Testing Prometheus Metrics In Integration Tests In Golang

Integration tests are the ones that test how our application integrate with external dependencies. To do so we usually use Docker containers that emulate those services.

An example of external service can be:

Database
Third-party API
Pub/Sub Service
Mailing Service
…

For that kind of tests I usually check the important outcome that the application gave. This can be for example an HTTP response, a message in a queue, an email…

I usually avoid checking metrics since that ones are meant to help but are not domain requirements, at least in the businesses I’ve worked so far.

Anyways it can happen that there is no other way to check the outcome of the flow we are testing than checking a registered metric. In the case I faced recently it was a background job that is used to check the integrity of the data matching with a third-party service.

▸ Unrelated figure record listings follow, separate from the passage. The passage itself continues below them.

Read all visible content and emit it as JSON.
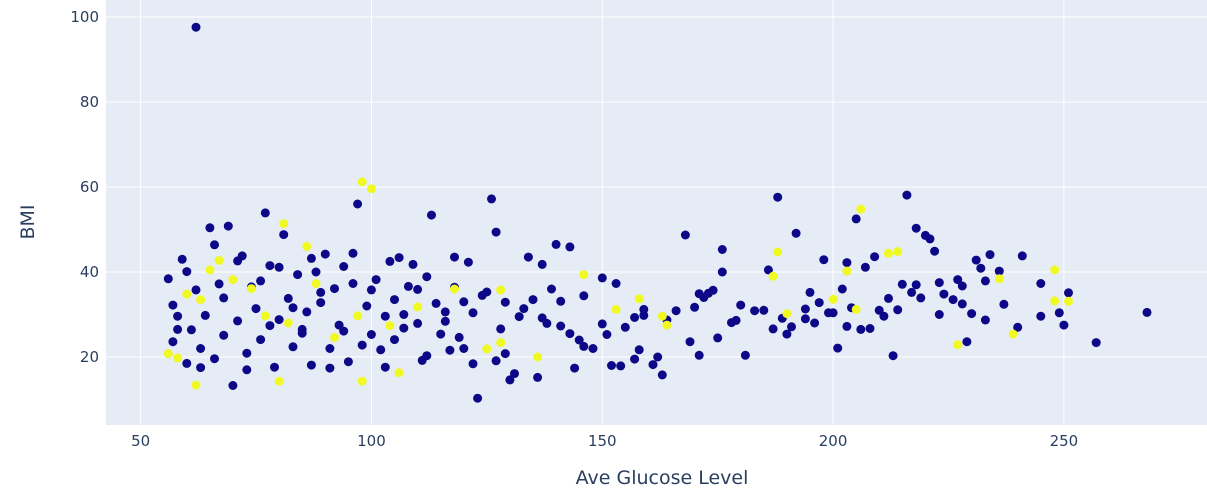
{
  "chart_data": {
    "type": "scatter",
    "title": "",
    "xlabel": "Ave Glucose Level",
    "ylabel": "BMI",
    "xlim": [
      42.5,
      281
    ],
    "ylim": [
      4,
      104
    ],
    "xticks": [
      50,
      100,
      150,
      200,
      250
    ],
    "yticks": [
      20,
      40,
      60,
      80,
      100
    ],
    "grid": true,
    "legend": "none",
    "colors": {
      "plot_bg": "#e5ecf6",
      "grid": "#ffffff",
      "text": "#2a3f5f",
      "series_0": "#0d0887",
      "series_1": "#f0f921"
    },
    "series": [
      {
        "color": "#0d0887",
        "points": [
          [
            62,
            97.6
          ],
          [
            268,
            30.5
          ],
          [
            257,
            23.4
          ],
          [
            250,
            27.5
          ],
          [
            251,
            35.1
          ],
          [
            249,
            30.4
          ],
          [
            245,
            29.6
          ],
          [
            245,
            37.3
          ],
          [
            241,
            43.8
          ],
          [
            240,
            27.0
          ],
          [
            236,
            40.2
          ],
          [
            234,
            44.1
          ],
          [
            233,
            37.9
          ],
          [
            232,
            40.9
          ],
          [
            231,
            42.8
          ],
          [
            230,
            30.2
          ],
          [
            229,
            23.6
          ],
          [
            228,
            36.7
          ],
          [
            227,
            38.2
          ],
          [
            226,
            33.5
          ],
          [
            224,
            34.8
          ],
          [
            223,
            37.5
          ],
          [
            222,
            44.9
          ],
          [
            221,
            47.8
          ],
          [
            220,
            48.6
          ],
          [
            219,
            33.9
          ],
          [
            218,
            50.3
          ],
          [
            217,
            35.2
          ],
          [
            216,
            58.1
          ],
          [
            215,
            37.1
          ],
          [
            213,
            20.3
          ],
          [
            212,
            33.8
          ],
          [
            211,
            29.6
          ],
          [
            210,
            31.0
          ],
          [
            209,
            43.6
          ],
          [
            207,
            41.1
          ],
          [
            206,
            26.5
          ],
          [
            205,
            52.5
          ],
          [
            204,
            31.6
          ],
          [
            203,
            42.2
          ],
          [
            202,
            36.0
          ],
          [
            201,
            22.1
          ],
          [
            200,
            30.4
          ],
          [
            198,
            42.9
          ],
          [
            197,
            32.8
          ],
          [
            196,
            28.0
          ],
          [
            195,
            35.2
          ],
          [
            194,
            29.0
          ],
          [
            192,
            49.1
          ],
          [
            191,
            27.1
          ],
          [
            190,
            25.4
          ],
          [
            188,
            57.6
          ],
          [
            187,
            26.6
          ],
          [
            186,
            40.5
          ],
          [
            185,
            31.0
          ],
          [
            181,
            20.4
          ],
          [
            180,
            32.2
          ],
          [
            178,
            28.1
          ],
          [
            176,
            45.3
          ],
          [
            176,
            40.0
          ],
          [
            175,
            24.5
          ],
          [
            174,
            35.7
          ],
          [
            173,
            35.0
          ],
          [
            172,
            34.0
          ],
          [
            171,
            20.4
          ],
          [
            170,
            31.7
          ],
          [
            169,
            23.6
          ],
          [
            168,
            48.7
          ],
          [
            166,
            30.9
          ],
          [
            163,
            15.8
          ],
          [
            162,
            20.0
          ],
          [
            161,
            18.2
          ],
          [
            159,
            29.8
          ],
          [
            159,
            31.2
          ],
          [
            158,
            21.7
          ],
          [
            157,
            19.5
          ],
          [
            155,
            27.0
          ],
          [
            154,
            17.9
          ],
          [
            153,
            37.3
          ],
          [
            152,
            18.0
          ],
          [
            150,
            27.8
          ],
          [
            150,
            38.6
          ],
          [
            148,
            22.0
          ],
          [
            146,
            22.5
          ],
          [
            145,
            24.0
          ],
          [
            144,
            17.4
          ],
          [
            143,
            45.9
          ],
          [
            143,
            25.5
          ],
          [
            141,
            27.3
          ],
          [
            140,
            46.5
          ],
          [
            139,
            36.0
          ],
          [
            138,
            27.9
          ],
          [
            137,
            41.8
          ],
          [
            136,
            15.2
          ],
          [
            135,
            33.5
          ],
          [
            134,
            43.5
          ],
          [
            132,
            29.5
          ],
          [
            131,
            16.1
          ],
          [
            130,
            14.6
          ],
          [
            129,
            20.8
          ],
          [
            128,
            26.6
          ],
          [
            127,
            49.4
          ],
          [
            126,
            57.2
          ],
          [
            124,
            34.5
          ],
          [
            123,
            10.3
          ],
          [
            122,
            18.4
          ],
          [
            121,
            42.3
          ],
          [
            120,
            33.0
          ],
          [
            119,
            24.6
          ],
          [
            118,
            43.5
          ],
          [
            117,
            21.6
          ],
          [
            116,
            30.6
          ],
          [
            115,
            25.4
          ],
          [
            113,
            53.4
          ],
          [
            112,
            38.9
          ],
          [
            111,
            19.2
          ],
          [
            110,
            27.9
          ],
          [
            109,
            41.8
          ],
          [
            108,
            36.6
          ],
          [
            107,
            30.0
          ],
          [
            106,
            43.4
          ],
          [
            105,
            24.1
          ],
          [
            104,
            42.5
          ],
          [
            103,
            29.6
          ],
          [
            102,
            21.7
          ],
          [
            101,
            38.2
          ],
          [
            100,
            25.3
          ],
          [
            99,
            32.0
          ],
          [
            97,
            56.0
          ],
          [
            96,
            44.4
          ],
          [
            95,
            18.9
          ],
          [
            94,
            41.3
          ],
          [
            93,
            27.5
          ],
          [
            92,
            36.1
          ],
          [
            91,
            22.0
          ],
          [
            90,
            44.2
          ],
          [
            89,
            32.8
          ],
          [
            88,
            40.0
          ],
          [
            87,
            18.1
          ],
          [
            86,
            30.6
          ],
          [
            85,
            25.6
          ],
          [
            84,
            39.4
          ],
          [
            83,
            22.4
          ],
          [
            82,
            33.8
          ],
          [
            81,
            48.8
          ],
          [
            80,
            28.8
          ],
          [
            79,
            17.6
          ],
          [
            78,
            41.5
          ],
          [
            77,
            53.9
          ],
          [
            76,
            24.1
          ],
          [
            75,
            31.4
          ],
          [
            74,
            36.5
          ],
          [
            73,
            20.9
          ],
          [
            72,
            43.8
          ],
          [
            71,
            28.5
          ],
          [
            70,
            13.3
          ],
          [
            69,
            50.8
          ],
          [
            68,
            25.1
          ],
          [
            67,
            37.2
          ],
          [
            66,
            19.6
          ],
          [
            65,
            50.4
          ],
          [
            64,
            29.8
          ],
          [
            63,
            22.0
          ],
          [
            62,
            35.8
          ],
          [
            61,
            26.4
          ],
          [
            60,
            18.5
          ],
          [
            59,
            43.0
          ],
          [
            58,
            29.6
          ],
          [
            57,
            23.6
          ],
          [
            56,
            38.4
          ],
          [
            57,
            32.2
          ],
          [
            58,
            26.5
          ],
          [
            60,
            40.1
          ],
          [
            63,
            17.5
          ],
          [
            66,
            46.4
          ],
          [
            68,
            33.9
          ],
          [
            71,
            42.6
          ],
          [
            73,
            17.0
          ],
          [
            76,
            37.9
          ],
          [
            78,
            27.4
          ],
          [
            80,
            41.1
          ],
          [
            83,
            31.6
          ],
          [
            85,
            26.5
          ],
          [
            87,
            43.2
          ],
          [
            89,
            35.2
          ],
          [
            91,
            17.4
          ],
          [
            94,
            26.1
          ],
          [
            96,
            37.3
          ],
          [
            98,
            22.8
          ],
          [
            100,
            35.8
          ],
          [
            103,
            17.6
          ],
          [
            105,
            33.5
          ],
          [
            107,
            26.8
          ],
          [
            110,
            35.9
          ],
          [
            112,
            20.3
          ],
          [
            114,
            32.6
          ],
          [
            116,
            28.4
          ],
          [
            118,
            36.4
          ],
          [
            120,
            22.0
          ],
          [
            122,
            30.4
          ],
          [
            125,
            35.3
          ],
          [
            127,
            19.1
          ],
          [
            129,
            32.9
          ],
          [
            133,
            31.4
          ],
          [
            137,
            29.2
          ],
          [
            141,
            33.1
          ],
          [
            146,
            34.4
          ],
          [
            151,
            25.3
          ],
          [
            157,
            29.3
          ],
          [
            164,
            28.7
          ],
          [
            171,
            34.9
          ],
          [
            179,
            28.6
          ],
          [
            183,
            30.9
          ],
          [
            189,
            29.1
          ],
          [
            194,
            31.3
          ],
          [
            199,
            30.4
          ],
          [
            203,
            27.2
          ],
          [
            208,
            26.7
          ],
          [
            214,
            31.1
          ],
          [
            218,
            37.0
          ],
          [
            223,
            30.0
          ],
          [
            228,
            32.5
          ],
          [
            233,
            28.7
          ],
          [
            237,
            32.4
          ]
        ]
      },
      {
        "color": "#f0f921",
        "points": [
          [
            98,
            61.2
          ],
          [
            100,
            59.6
          ],
          [
            206,
            54.8
          ],
          [
            81,
            51.4
          ],
          [
            188,
            44.7
          ],
          [
            212,
            44.4
          ],
          [
            214,
            44.8
          ],
          [
            86,
            46.0
          ],
          [
            248,
            40.5
          ],
          [
            146,
            39.4
          ],
          [
            187,
            39.0
          ],
          [
            203,
            40.2
          ],
          [
            236,
            38.4
          ],
          [
            158,
            33.7
          ],
          [
            200,
            33.6
          ],
          [
            248,
            33.2
          ],
          [
            251,
            33.1
          ],
          [
            60,
            34.8
          ],
          [
            63,
            33.5
          ],
          [
            65,
            40.5
          ],
          [
            67,
            42.7
          ],
          [
            70,
            38.2
          ],
          [
            74,
            36.1
          ],
          [
            77,
            29.7
          ],
          [
            82,
            28.0
          ],
          [
            88,
            37.3
          ],
          [
            92,
            24.6
          ],
          [
            97,
            29.7
          ],
          [
            104,
            27.4
          ],
          [
            110,
            31.8
          ],
          [
            118,
            36.0
          ],
          [
            128,
            35.8
          ],
          [
            153,
            31.2
          ],
          [
            163,
            29.6
          ],
          [
            164,
            27.5
          ],
          [
            190,
            30.2
          ],
          [
            205,
            31.2
          ],
          [
            227,
            22.9
          ],
          [
            239,
            25.4
          ],
          [
            56,
            20.8
          ],
          [
            58,
            19.8
          ],
          [
            62,
            13.4
          ],
          [
            80,
            14.3
          ],
          [
            98,
            14.3
          ],
          [
            106,
            16.3
          ],
          [
            125,
            21.9
          ],
          [
            128,
            23.4
          ],
          [
            136,
            20.0
          ]
        ]
      }
    ]
  }
}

This process is key for the business since it alerts the developers in case we forgot to process a transaction from the third-party service. Then checking the metrics became necessary.

In that case I needed to get the initial state of the metric and then to check if the metric got modified as expected. This allows us to not work with fixed values but with increments which is better to have more robust tests.

Get Prometheus values from a server

To get the current metric value of a counter I prepared this function:

import (
	"fmt"
	"io"
	"net/http"
	"regexp"
	"strconv"
	"testing"

	"github.com/stretchr/testify/require"
)

func GetPrometheusCounter(t *testing.T, serverURL, metricName, metricTags string) int {
	// we call the server to get the metrics
	resp, err := http.Get(serverURL + "/metrics")
	require.NoError(t, err)
	defer func() {
		require.NoError(t, resp.Body.Close())
	}()

	// we read all the content of the response body
	body, err := io.ReadAll(resp.Body)
	require.NoError(t, err)

	// we prepare a regex that will search for counters
	re := regexp.MustCompile(fmt.Sprintf(`%s{%s} (\d+)`, metricName, metricTags))

	// we run the regex
	matches := re.FindStringSubmatch(string(body))
	if len(matches) < 2 {
		t.Logf("could not find metric %s{%s}", metricName, metricTags)

		return 0
	}

	// we convert the string result to integer
	i, err := strconv.Atoi(matches[1])
	require.NoError(t, err)

	return i
}

With that we can easily check the current value:

irc := GetPrometheusCounter(t, serverURL, "myapp_requests_counter", "{app=myapp}")

// run the code we want to test here

crc := GetPrometheusCounter(t, serverURL, "myapp_requests_counter", "{app=myapp}")
require.Equal(t, 2, crc-irc)

Using prometheus/client_golang/prometheus/testutil

With this function we could already do a complete test as we’ve seen in the previous example.

While checking the how to do that I saw the package github.com/prometheus/client_golang/prometheus/testutil which contains some helpers to check Prometheus metrics. In our case testutil.ScrapeAndCompare looked very interesting since it scrapes the value from the server and compare with a reader.

To use it I prepared the following function:

import (
	"fmt"
	"strings"
	"testing"
	"time"

	"github.com/prometheus/client_golang/prometheus/testutil"
	"github.com/stretchr/testify/require"
)

func ExpectPrometheusCounter(t *testing.T, serverURL, metricName, metricTags string, expectedValue int) {
	// Eventuallyf allows us to retry for a limit amount of time
	// We'll retry for 1 second every 100 milliseconds
	require.Eventuallyf(t, func() bool {
		// this is the expected content
		expected := fmt.Sprintf(`
# TYPE %s counter
%s{%s} %d
`, metricName, metricName, metricTags, expectedValue)

		// ScrapeAndCompare will check the expected content with the current server metrics
		if err := testutil.ScrapeAndCompare(serverURL+"/metrics", strings.NewReader(expected), fullMetricName); err != nil {
			t.Log(err.Error())
			return false
		}

		return true
	}, time.Second, 100*time.Millisecond, "could not find metric %s with tags %s at value %d", metricName, metricTags, expectedValue)
}

Then the initial example would end up like this:

irc := GetPrometheusCounter(t, serverURL, "myapp_requests_counter", "{app=myapp}")

// run the code we want to test here

ExpectPrometheusCounter(t, serverURL, "myapp_requests_counter", "{app=myapp}", irc+2)

This option has the advantage that it retries for one second every 100 milliseconds.

Conclusion

In conclusion, while metrics may not always be considered primary business requirements, testing them in integration scenarios proves invaluable for maintaining the overall health and reliability of our applications.